Dem digitalen Fahrtenschreiber für Lastkraftwagen droht ein vergleichbares technisches Desaster wie der Lkw-Maut. Der Bundestag hat die Einführung dieser Fahrtenschreiber zum 5. August beschlossen. Doch bis heute gibt es nicht einmal ein Gerät, das die bisher genutzten mechanischen Fahrtenschreiber ablösen könnte. Selbst nach Ansicht der Bundesregierung ist der europaweit angepeilte Starttermin nicht mehr haltbar.

Nach den Plänen der Europäischen Union sollen die bisherigen Fahrtenschreiber in Lastwagen und Omnibussen durch fälschungssichere Geräte ersetzt werden.
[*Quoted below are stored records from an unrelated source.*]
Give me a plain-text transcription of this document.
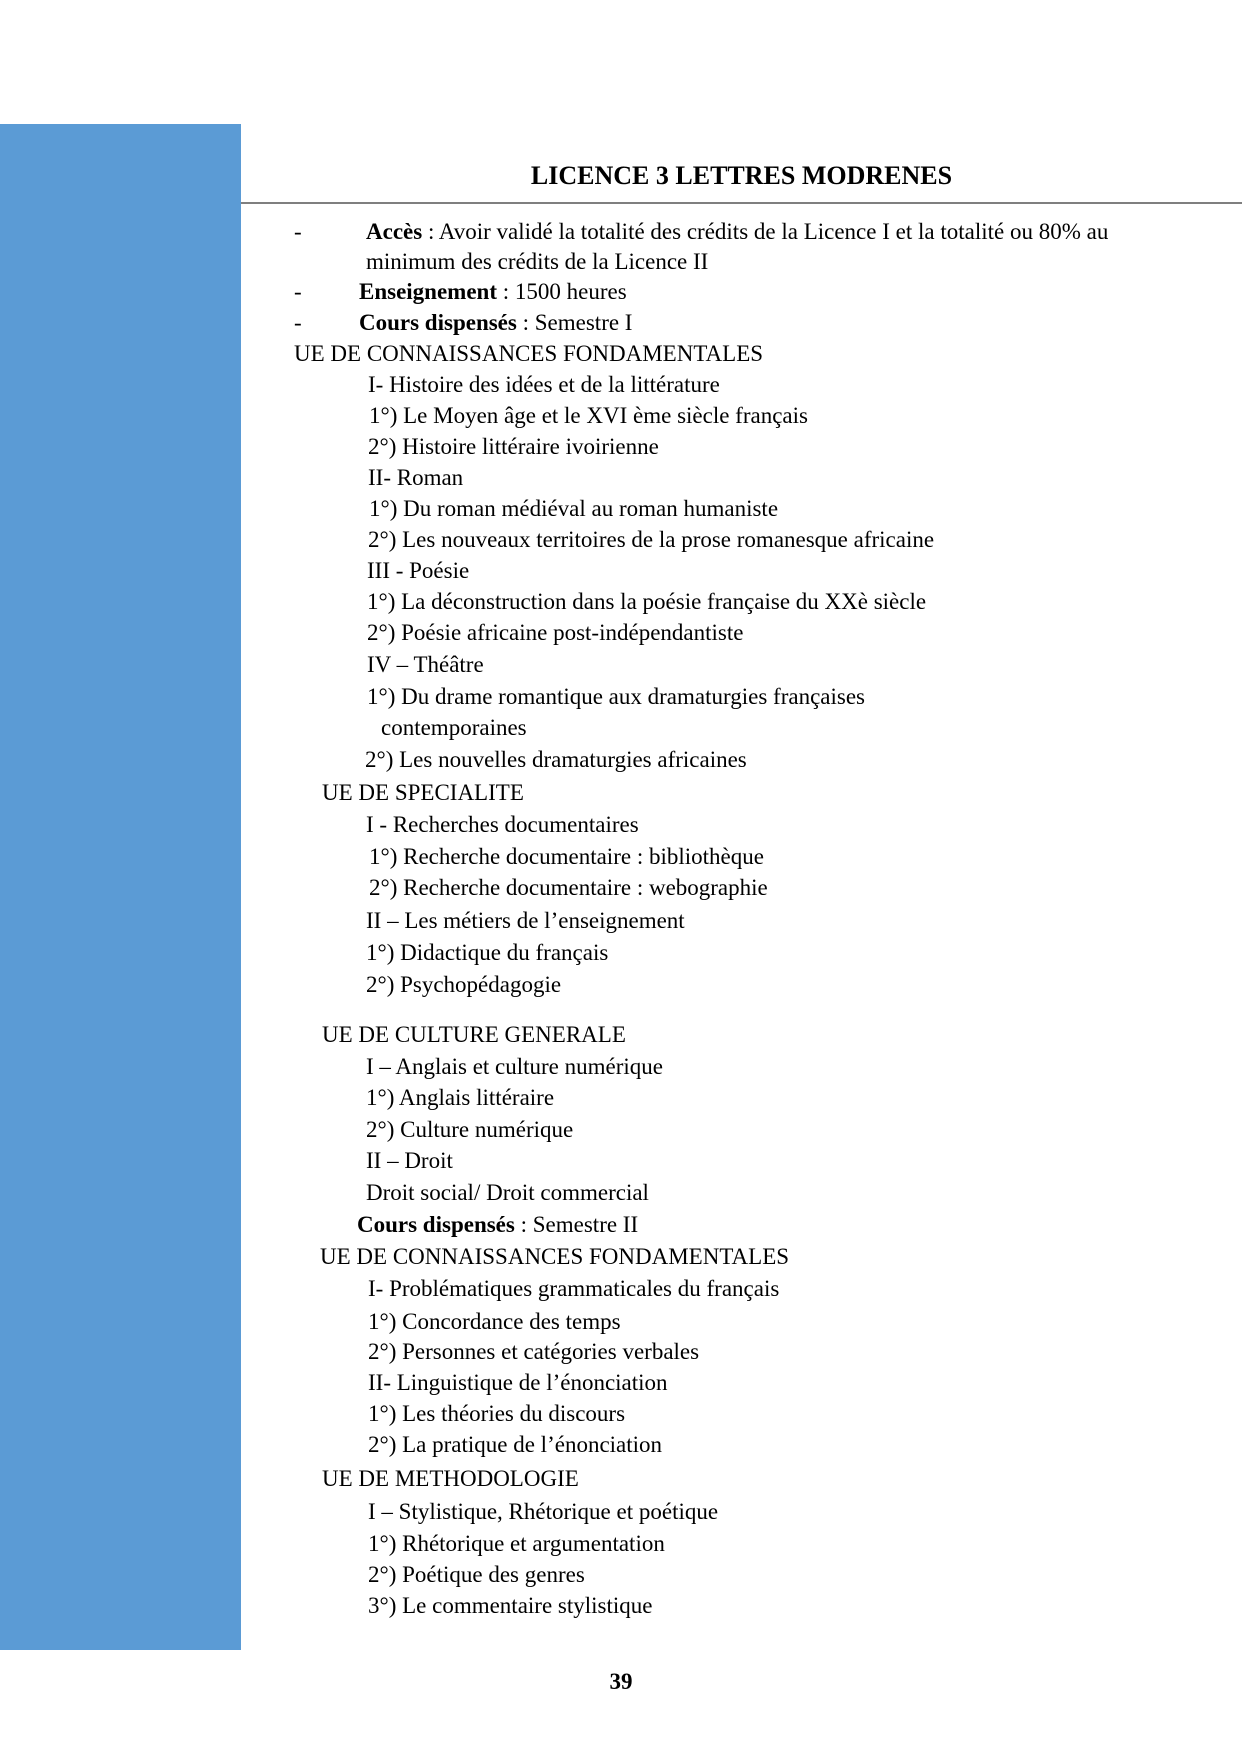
LICENCE 3 LETTRES MODRENES
-	Accès : Avoir validé la totalité des crédits de la Licence I et la totalité ou 80% au
minimum des crédits de la Licence II
- Enseignement : 1500 heures
- Cours dispensés : Semestre I
UE DE CONNAISSANCES FONDAMENTALES
I- Histoire des idées et de la littérature
1°) Le Moyen âge et le XVI ème siècle français
2°) Histoire littéraire ivoirienne
II- Roman
1°) Du roman médiéval au roman humaniste
2°) Les nouveaux territoires de la prose romanesque africaine
III - Poésie
1°) La déconstruction dans la poésie française du XXè siècle
2°) Poésie africaine post-indépendantiste
IV – Théâtre
1°) Du drame romantique aux dramaturgies françaises
contemporaines
2°) Les nouvelles dramaturgies africaines
UE DE SPECIALITE
I - Recherches documentaires
1°) Recherche documentaire : bibliothèque
2°) Recherche documentaire : webographie
II – Les métiers de l’enseignement
1°) Didactique du français
2°) Psychopédagogie
UE DE CULTURE GENERALE
I – Anglais et culture numérique
1°) Anglais littéraire
2°) Culture numérique
II – Droit
Droit social/ Droit commercial
Cours dispensés : Semestre II
UE DE CONNAISSANCES FONDAMENTALES
I- Problématiques grammaticales du français
1°) Concordance des temps
2°) Personnes et catégories verbales
II- Linguistique de l’énonciation
1°) Les théories du discours
2°) La pratique de l’énonciation
UE DE METHODOLOGIE
I – Stylistique, Rhétorique et poétique
1°) Rhétorique et argumentation
2°) Poétique des genres
3°) Le commentaire stylistique
39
Damit soll der Straßenverkehr sicherer werden: Überlange Lenkzeiten und die Übermüdung von Fahrern haben in der Vergangenheit immer wieder für schwere Unfälle gesorgt.
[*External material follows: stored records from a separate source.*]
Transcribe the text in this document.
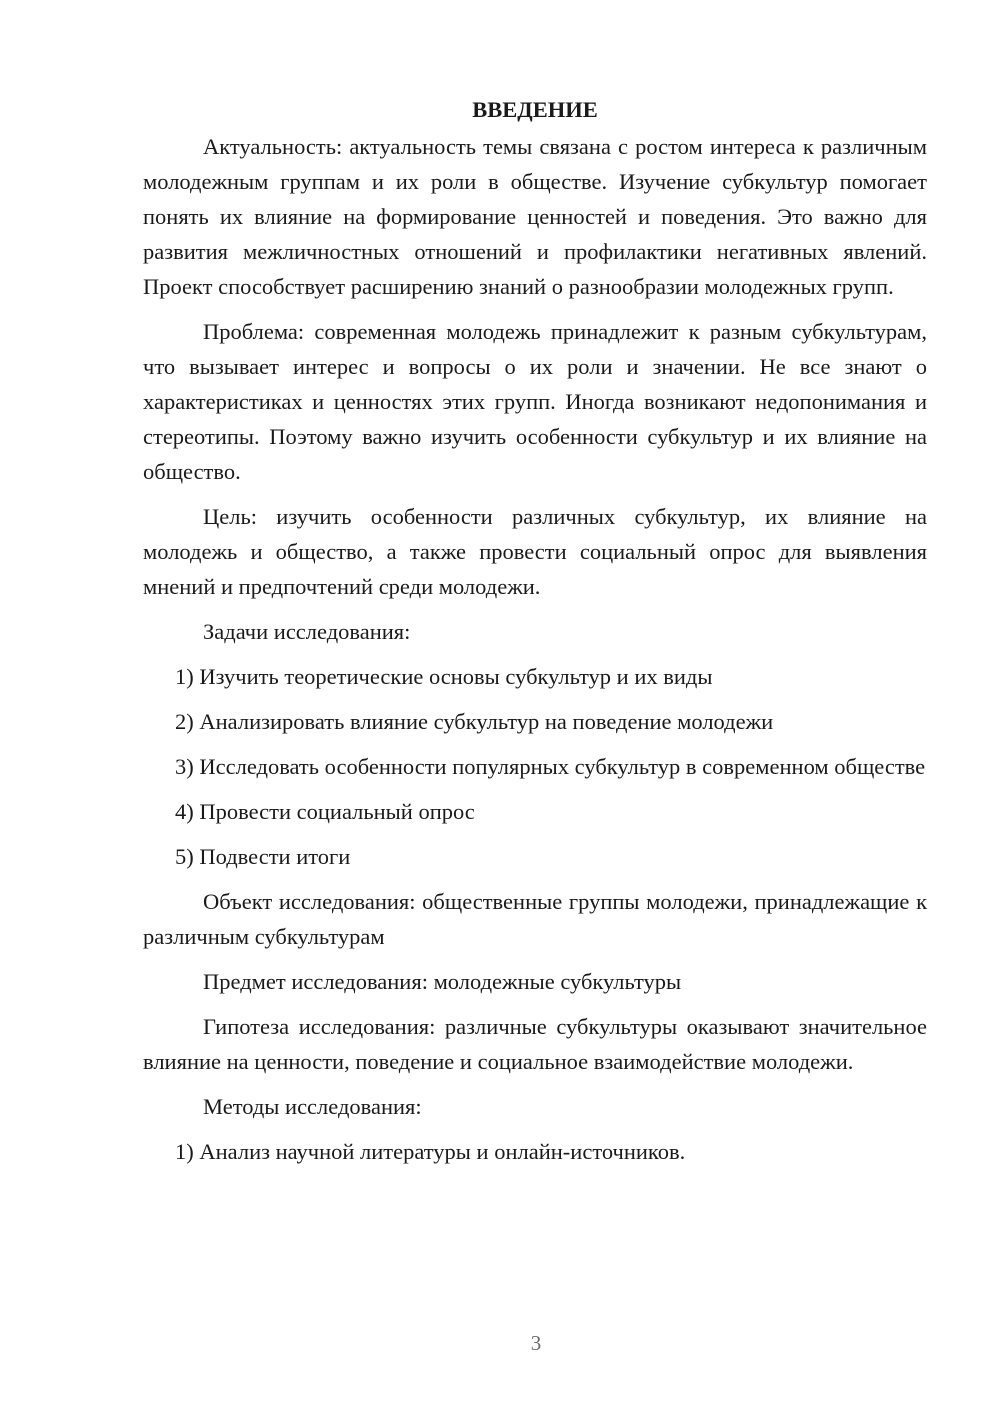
ВВЕДЕНИЕ

Актуальность: актуальность темы связана с ростом интереса к различным молодежным группам и их роли в обществе. Изучение субкультур помогает понять их влияние на формирование ценностей и поведения. Это важно для развития межличностных отношений и профилактики негативных явлений. Проект способствует расширению знаний о разнообразии молодежных групп.

Проблема: современная молодежь принадлежит к разным субкультурам, что вызывает интерес и вопросы о их роли и значении. Не все знают о характеристиках и ценностях этих групп. Иногда возникают недопонимания и стереотипы. Поэтому важно изучить особенности субкультур и их влияние на общество.

Цель: изучить особенности различных субкультур, их влияние на молодежь и общество, а также провести социальный опрос для выявления мнений и предпочтений среди молодежи.

Задачи исследования:

1) Изучить теоретические основы субкультур и их виды

2) Анализировать влияние субкультур на поведение молодежи

3) Исследовать особенности популярных субкультур в современном обществе

4) Провести социальный опрос

5) Подвести итоги

Объект исследования: общественные группы молодежи, принадлежащие к различным субкультурам

Предмет исследования: молодежные субкультуры

Гипотеза исследования: различные субкультуры оказывают значительное влияние на ценности, поведение и социальное взаимодействие молодежи.

Методы исследования:

1) Анализ научной литературы и онлайн-источников.

3
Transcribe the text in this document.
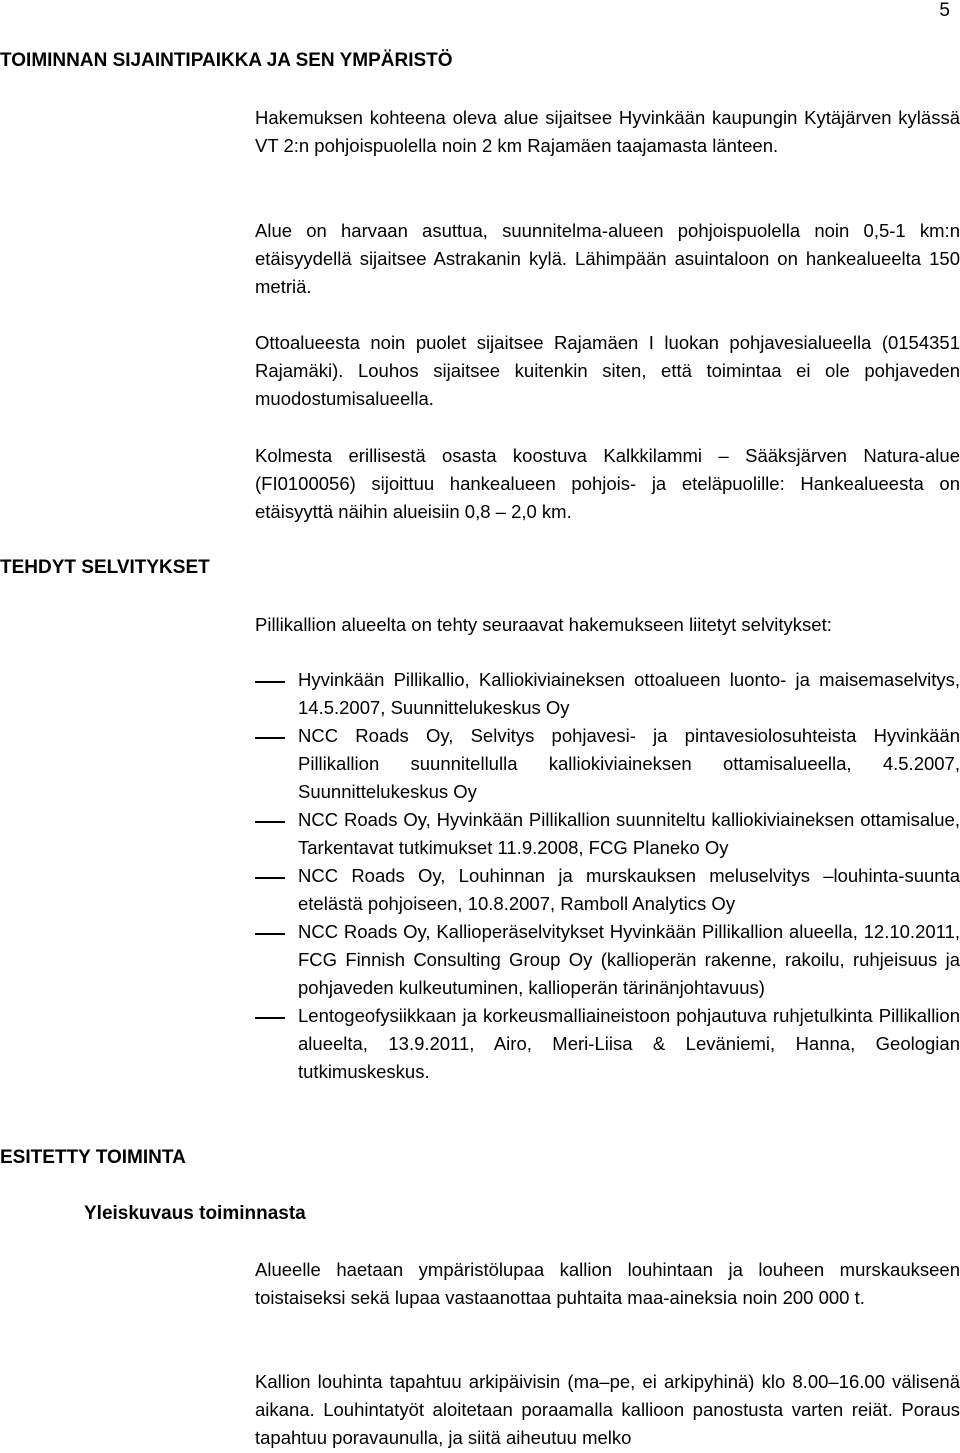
5
TOIMINNAN SIJAINTIPAIKKA JA SEN YMPÄRISTÖ

Hakemuksen kohteena oleva alue sijaitsee Hyvinkään kaupungin Kytäjärven kylässä VT 2:n pohjoispuolella noin 2 km Rajamäen taajamasta länteen.

Alue on harvaan asuttua, suunnitelma-alueen pohjoispuolella noin 0,5-1 km:n etäisyydellä sijaitsee Astrakanin kylä. Lähimpään asuintaloon on hankealueelta 150 metriä.

Ottoalueesta noin puolet sijaitsee Rajamäen I luokan pohjavesialueella (0154351 Rajamäki). Louhos sijaitsee kuitenkin siten, että toimintaa ei ole pohjaveden muodostumisalueella.

Kolmesta erillisestä osasta koostuva Kalkkilammi – Sääksjärven Natura-alue (FI0100056) sijoittuu hankealueen pohjois- ja eteläpuolille: Hankealueesta on etäisyyttä näihin alueisiin 0,8 – 2,0 km.

TEHDYT SELVITYKSET

Pillikallion alueelta on tehty seuraavat hakemukseen liitetyt selvitykset:

Hyvinkään Pillikallio, Kalliokiviaineksen ottoalueen luonto- ja maisemaselvitys, 14.5.2007, Suunnittelukeskus Oy
NCC Roads Oy, Selvitys pohjavesi- ja pintavesiolosuhteista Hyvinkään Pillikallion suunnitellulla kalliokiviaineksen ottamisalueella, 4.5.2007, Suunnittelukeskus Oy
NCC Roads Oy, Hyvinkään Pillikallion suunniteltu kalliokiviaineksen ottamisalue, Tarkentavat tutkimukset 11.9.2008, FCG Planeko Oy
NCC Roads Oy, Louhinnan ja murskauksen meluselvitys –louhinta-suunta etelästä pohjoiseen, 10.8.2007, Ramboll Analytics Oy
NCC Roads Oy, Kallioperäselvitykset Hyvinkään Pillikallion alueella, 12.10.2011, FCG Finnish Consulting Group Oy (kallioperän rakenne, rakoilu, ruhjeisuus ja pohjaveden kulkeutuminen, kallioperän tärinänjohtavuus)
Lentogeofysiikkaan ja korkeusmalliaineistoon pohjautuva ruhjetulkinta Pillikallion alueelta, 13.9.2011, Airo, Meri-Liisa & Leväniemi, Hanna, Geologian tutkimuskeskus.
ESITETTY TOIMINTA
Yleiskuvaus toiminnasta

Alueelle haetaan ympäristölupaa kallion louhintaan ja louheen murskaukseen toistaiseksi sekä lupaa vastaanottaa puhtaita maa-aineksia noin 200 000 t.

Kallion louhinta tapahtuu arkipäivisin (ma–pe, ei arkipyhinä) klo 8.00–16.00 välisenä aikana. Louhintatyöt aloitetaan poraamalla kallioon panostusta varten reiät. Poraus tapahtuu poravaunulla, ja siitä aiheutuu melko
Frühestens im zweiten Quartal dieses Jahres liegt nach Einschätzung des Verkehrsministeriums die Bauartgenehmigung für ein digitales Kontrollgerät vor. „Dies wird zur Folge haben, dass am 5. August 2004 weder in Deutschland noch in anderen EU-Staaten praxistaugliche digitale Kontrollgeräte zur Verfügung stehen können“, heißt es in einer Stellungnahme aus Manfred Stolpes Ministerium.
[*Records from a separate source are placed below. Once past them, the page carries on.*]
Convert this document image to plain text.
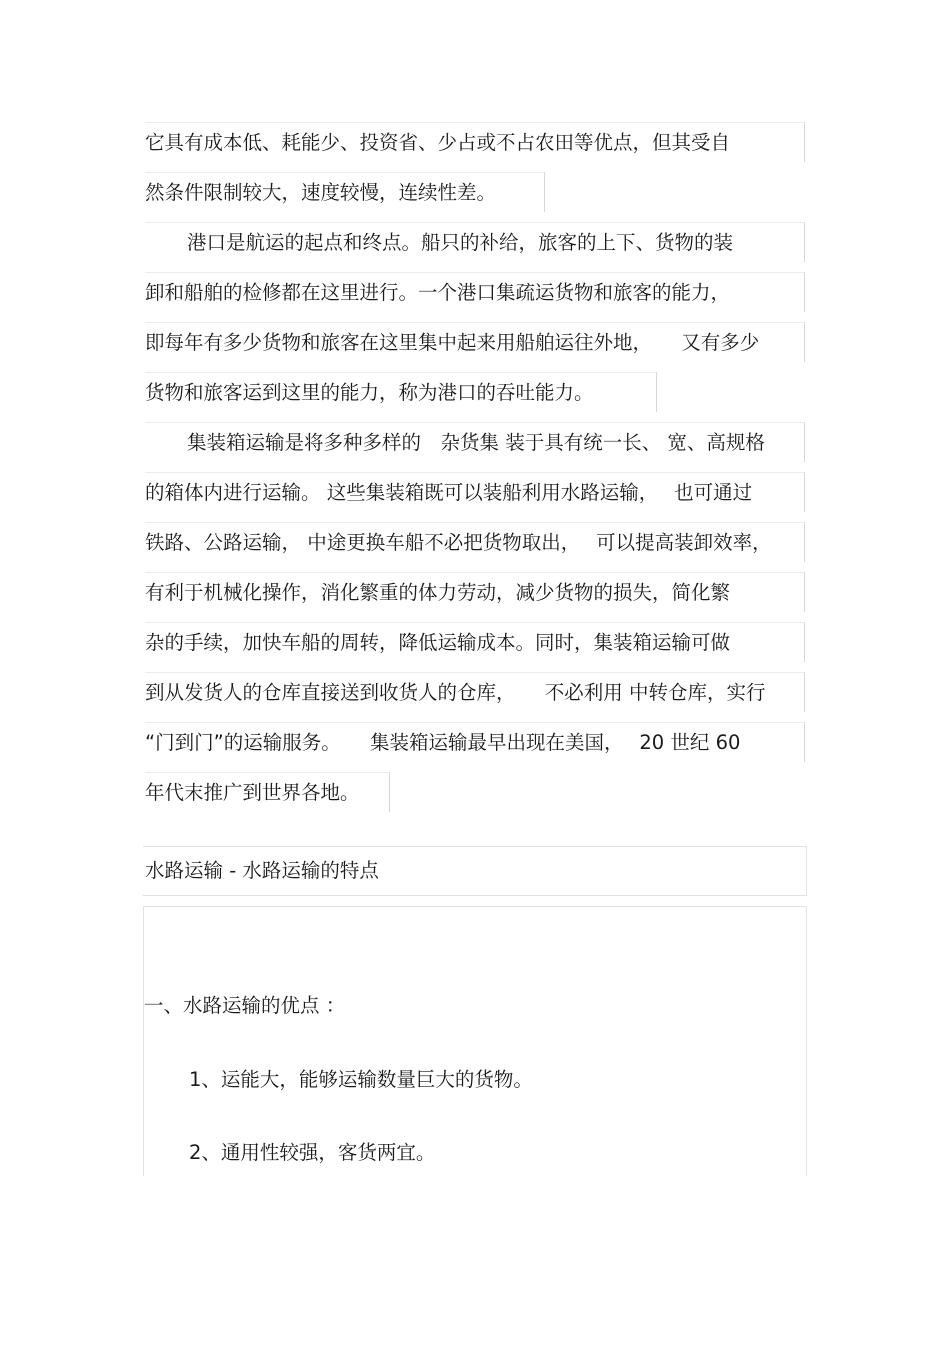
它具有成本低、耗能少、投资省、少占或不占农田等优点，但其受自
然条件限制较大，速度较慢，连续性差。
港口是航运的起点和终点。船只的补给，旅客的上下、货物的装
卸和船舶的检修都在这里进行。一个港口集疏运货物和旅客的能力，
即每年有多少货物和旅客在这里集中起来用船舶运往外地，　　又有多少
货物和旅客运到这里的能力，称为港口的吞吐能力。
集装箱运输是将多种多样的　杂货集 装于具有统一长、 宽、高规格
的箱体内进行运输。 这些集装箱既可以装船利用水路运输，　 也可通过
铁路、公路运输， 中途更换车船不必把货物取出，　 可以提高装卸效率，
有利于机械化操作，消化繁重的体力劳动，减少货物的损失，简化繁
杂的手续，加快车船的周转，降低运输成本。同时，集装箱运输可做
到从发货人的仓库直接送到收货人的仓库，　　不必利用 中转仓库，实行
“门到门”的运输服务。　　集装箱运输最早出现在美国，　 20 世纪 60
年代末推广到世界各地。
水路运输 - 水路运输的特点
一、水路运输的优点 ：
1、运能大，能够运输数量巨大的货物。
2、通用性较强，客货两宜。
Der CDU-Verkehrspolitiker Michael Fuchs befürchtet nun, dass die Verkehrspolitik auf eine neues Desaster zusteuert, das „mindestens so dramatisch ist wie die Maut“. Denn im August drohe eine Regelung rechtsverbindlich zu werden, die technisch noch gar nicht umsetzbar sei. Auch der EU-Parlamentarier Markus Ferber (CSU) warnt, dass „das ehrgeizige Vorhaben der Kommission vor einer Katastrophe steht“.

Dabei warnen Speditionsverbände und die Industrie schon seit langem. In einem Positionspapier eines Herstellers digitaler Fahrtenschreiber heißt es, dass aus heutiger Sicht vor Mitte des Jahres 2005 nicht mit der Einführung gerechnet werden könne. „Wir benötigen eine zeitliche Verschiebung um mindestens ein Jahr, besser 18 Monate ab Bauartgenehmigung.“ Doch die ist nicht in Sicht. Und „kein Mensch weiß, wann die technischen Fragen gelöst sind“, sagt der Hauptgeschäftsführer des Branchenverbandes BGL, Karlheinz Schmidt.

Schuld an allem trage Verkehrskommissarin Loyola de Palacio, heißt es in Berlin. De Palacio wolle den Termin mit aller Gewalt halten. Nach dem massiven Druck aus den Ländern sei sie zwar Anfang März bereit gewesen, ein so genanntes Moratorium zu beschließen. Das habe vorgesehen, den Starttermin zu halten, aber auf die Durchsetzung von Sanktionen gegen Lkw-Fahrer zu verzichten. Doch schon wenige Tage später kassierte die Kommissarin den Plan ohne Angabe von Gründen. Seit Wochen, so bestätigt das Bundesverkehrsministerium, habe man aus Brüssel allerdings nichts mehr gehört. Eine Sprecherin versicherte auf Anfrage zudem, dass die Regierung immer wieder auf das Terminproblem hingewiesen habe – ohne Erfolg. Minister Stolpe werde deshalb weiter versuchen, Brüssel zu einer Verschiebung des Starts zu bewegen. Der „Imageschaden ist irreparabel“, sollte der 5. August beibehalten werden, heißt es weiter.

Die Unternehmen müssen die Daten mindestens ein Jahr speichern. In dem deutschen Gesetz werden auch Bußgelder angedroht, wenn Fahrzeughalter ihrer Auskunftspflicht nicht nachkommen. Zugleich wird der Bußgeldrahmen gegen Unternehmen bei Verstößen auf 10 000 Euro verdoppelt.

Die neuen Geräte sollen Lenk- und Ruhezeiten von Fahrer und Beifahrer sowie die gefahrene Geschwindigkeit und Wegstrecke registrieren. Sie sollen Warnsignale geben, wenn die höchstzulässige ununterbrochene Lenkzeit überschritten wird. Bei Polizeikontrollen können sich die Beamten überall in der EU durch die einheitliche technische Ausstattung der Geräte Einblick in Fahrweise und Lenkzeit des Fahrers verschaffen.